O amor transborda nos olhos dos coralistas quando falam da música, do coral, dos colegas, da maestra Simone, das crianças e do Hospital Pequeno Príncipe, ganhando, nas apresentações, um sentido expandido pela voz de cada um. Ao que parece, esse amor que move é característico dos corais brasileiros, pois a maior parte deles é amadora; em geral, coralistas e regentes realizam suas atividades por amor à música.
O maestro David Junker, que prefacia este livro e que, em 2021, conduziu uma atividade de qualificação para o Coral Pequeno Príncipe, chama a atenção para o fato de, no dicionário, as palavras amador e profissional não serem antônimas. Amador seria aquele que se dedica a uma arte ou ofício pelo entusiasmo, pelo prazer de realizar.
“Somos todos amadores. É um coral de amadores. A gente se esforça para levar música bonita, mas ainda somos amadores, estamos fazendo o nosso melhor, amadoramente!”
Neuza, contralto
“Cantar é como a preparação de uma parede para receber uma pintura.
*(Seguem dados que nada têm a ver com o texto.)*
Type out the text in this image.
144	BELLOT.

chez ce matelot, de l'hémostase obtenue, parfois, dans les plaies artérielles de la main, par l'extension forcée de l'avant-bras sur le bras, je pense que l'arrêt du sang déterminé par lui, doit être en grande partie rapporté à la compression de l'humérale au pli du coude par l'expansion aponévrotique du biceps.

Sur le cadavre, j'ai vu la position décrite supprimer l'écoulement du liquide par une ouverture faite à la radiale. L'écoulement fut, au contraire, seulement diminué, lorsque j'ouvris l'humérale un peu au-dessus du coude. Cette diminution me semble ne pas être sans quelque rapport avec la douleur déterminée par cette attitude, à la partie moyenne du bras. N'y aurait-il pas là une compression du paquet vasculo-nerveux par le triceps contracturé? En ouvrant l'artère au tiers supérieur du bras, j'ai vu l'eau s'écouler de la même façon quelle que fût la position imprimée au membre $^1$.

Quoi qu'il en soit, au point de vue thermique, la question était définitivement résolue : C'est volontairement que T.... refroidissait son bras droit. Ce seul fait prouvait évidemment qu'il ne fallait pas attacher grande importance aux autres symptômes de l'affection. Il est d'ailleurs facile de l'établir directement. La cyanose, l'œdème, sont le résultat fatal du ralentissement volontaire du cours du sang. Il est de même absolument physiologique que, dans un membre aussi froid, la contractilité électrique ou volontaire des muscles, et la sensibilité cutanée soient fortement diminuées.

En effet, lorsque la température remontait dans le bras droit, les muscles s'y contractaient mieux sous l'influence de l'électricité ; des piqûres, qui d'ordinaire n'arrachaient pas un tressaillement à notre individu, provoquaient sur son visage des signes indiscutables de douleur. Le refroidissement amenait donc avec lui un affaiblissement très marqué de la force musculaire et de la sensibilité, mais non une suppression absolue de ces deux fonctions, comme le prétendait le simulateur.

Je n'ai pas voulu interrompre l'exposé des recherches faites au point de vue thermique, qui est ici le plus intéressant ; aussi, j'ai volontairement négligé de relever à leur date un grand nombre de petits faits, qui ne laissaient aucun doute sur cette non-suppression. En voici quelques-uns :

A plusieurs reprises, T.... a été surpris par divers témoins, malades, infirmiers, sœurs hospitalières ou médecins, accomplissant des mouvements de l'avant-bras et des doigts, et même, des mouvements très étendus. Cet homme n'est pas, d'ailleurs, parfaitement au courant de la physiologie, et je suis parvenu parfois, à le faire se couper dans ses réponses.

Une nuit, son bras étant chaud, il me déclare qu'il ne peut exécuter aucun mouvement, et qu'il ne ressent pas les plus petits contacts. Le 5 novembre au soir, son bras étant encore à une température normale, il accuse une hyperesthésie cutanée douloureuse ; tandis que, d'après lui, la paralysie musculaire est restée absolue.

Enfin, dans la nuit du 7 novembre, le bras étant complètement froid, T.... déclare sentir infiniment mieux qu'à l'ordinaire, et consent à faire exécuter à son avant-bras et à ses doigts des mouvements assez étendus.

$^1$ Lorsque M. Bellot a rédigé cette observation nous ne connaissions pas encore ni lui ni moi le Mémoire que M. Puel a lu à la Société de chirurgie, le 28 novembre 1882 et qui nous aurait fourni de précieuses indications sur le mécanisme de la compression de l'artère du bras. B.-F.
Temos que passar massa, lixar bem e corrigir todos os defeitos. Feito isso, a pintura é rápida e perfeita. Cantar é a mesma coisa: temos que preparar o corpo, fazer aquecimento, preparar o psicológico e o espírito para a peça que vamos executar. Feito tudo isso, a voz flui naturalmente e sai perfeita. Falo disso com maestria, pois também fiz curso de pintura de parede e aplico exatamente o que vivencio, e o exemplo se encaixa perfeitamente.”